I kinda understand what OP want to say here: This work is IMO pretty valuable from an engineering perspective or as a generic project. But academic is an special (if not slightly weird) place -- an academic paper usually needs to demonstrate strong novelty (or extreme novelty if your reviewers are picky) on its idea. When you see the paper from this angle, it doesn't make significant difference from previous unified shader programming idea. In short, "creating something high quality using existing ideas" is usually pretty hard to get you a solid accept in tier 1 PL conferences. Don't get me wrong, this very point is also my biggest disappointment on academic area: I absolutely appreciate their breakthrough on new knowledge, but the fact that they underestimate some of engineering works that truly help our daily life just really piss me off.
Hi, lead author here. Thanks for your kind words on the value of our work!

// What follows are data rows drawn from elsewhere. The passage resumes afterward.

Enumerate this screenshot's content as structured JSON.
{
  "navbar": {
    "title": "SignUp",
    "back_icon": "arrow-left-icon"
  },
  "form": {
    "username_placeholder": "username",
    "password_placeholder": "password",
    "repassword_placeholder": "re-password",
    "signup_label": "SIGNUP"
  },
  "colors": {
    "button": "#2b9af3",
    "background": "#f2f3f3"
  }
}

This work is definitely more on the practical or engineering side of things, and we believe it has significant research value as well. Our work echoes motivations from prior works, but the choice to target C++ and its limitations represents a fundamental difference compared to prior works that instead use uncommon/new languages with expanded feature sets. We believe that the synthesis of ideas from prior work, combined with our implementation strategy of co-opting existing language features, allows us to create a cohesive, C++-based system that is a novel contribution to the field.
Nevertheless, these types of "systems" papers are sometimes challenging to review, especially if reviewers are unfamiliar with systems research. The novelty comes from the act of building the system---it lets us see what "just works," see what doesn't (e.g., shader specialization in this case), and figure out solutions to the challenges that arise along the way.
I think Kayvon Fatahalian of Stanford University does a fantastic job of illustrating the value of systems papers here: https://graphics.stanford.edu/~kayvonf/notes/systemspaper/ and the structure of our paper is certainly influenced by this philosophy.
When I was working on a game engine, I came across a few papers trying to do the same thing. I think it's more than worthy of academic study. It's no different than any other compiler research.
The problem isn't just compiling C++ to glsl. The problem is taking c++ and allowing you to write your shader as part of your program. Right now, you essentially have 2 options: you can write one shader that does everything and use the actual data passed to it to conditionally run what you want, or you build a shader composition system that takes small chunks of code and pieces them together based on what data you want to pass to it. Thats overly simplified, but a kind of high level view. There are a few talks from bungie detailing the work they put into their shader system so that technical artists could have a smooth workflow.
Ultimately, your engine can't handle custom shaders without the engine user also writing code for the cpu side, unless you have a AAA sized engine team that develops a compiler to achieve that.
Hi, lead author here. You're definitely getting at the core of the issue. An effective shader programming models needs to support modularity and composition of shader code, while also supporting GPU code specialization and interop between host and GPU code. Large game engines provide layered tools that aim to provide these features, and they are very useful especially for users who aren't experts in graphics programming (e.g., artists and technical artists). I'll use this opportunity to shamelessly plug our prior work, which explores these aspects of shader systems in more detail: https://dl.acm.org/doi/10.1145/3355089.3356554 (preprint here: https://escholarship.org/uc/item/2f8448n2 )
Even with these layered tools, the host-GPU interop is still something that shader programming systems have to contend with directly, in contrast to "unified" systems like CUDA and C++ AMP in the GPU compute world. As you point out, translating C++ to GPU-compatible code is just one step in the process. Our work looks at the next step: once we can write both host and GPU shader code in C++, what's missing? What we discovered is that by merging the host and GPU halves together in C++, we inadvertently broke the critical shader specialization optimization. So our work presents a method to support shader specialization in a first class way, while also meeting our other design goals.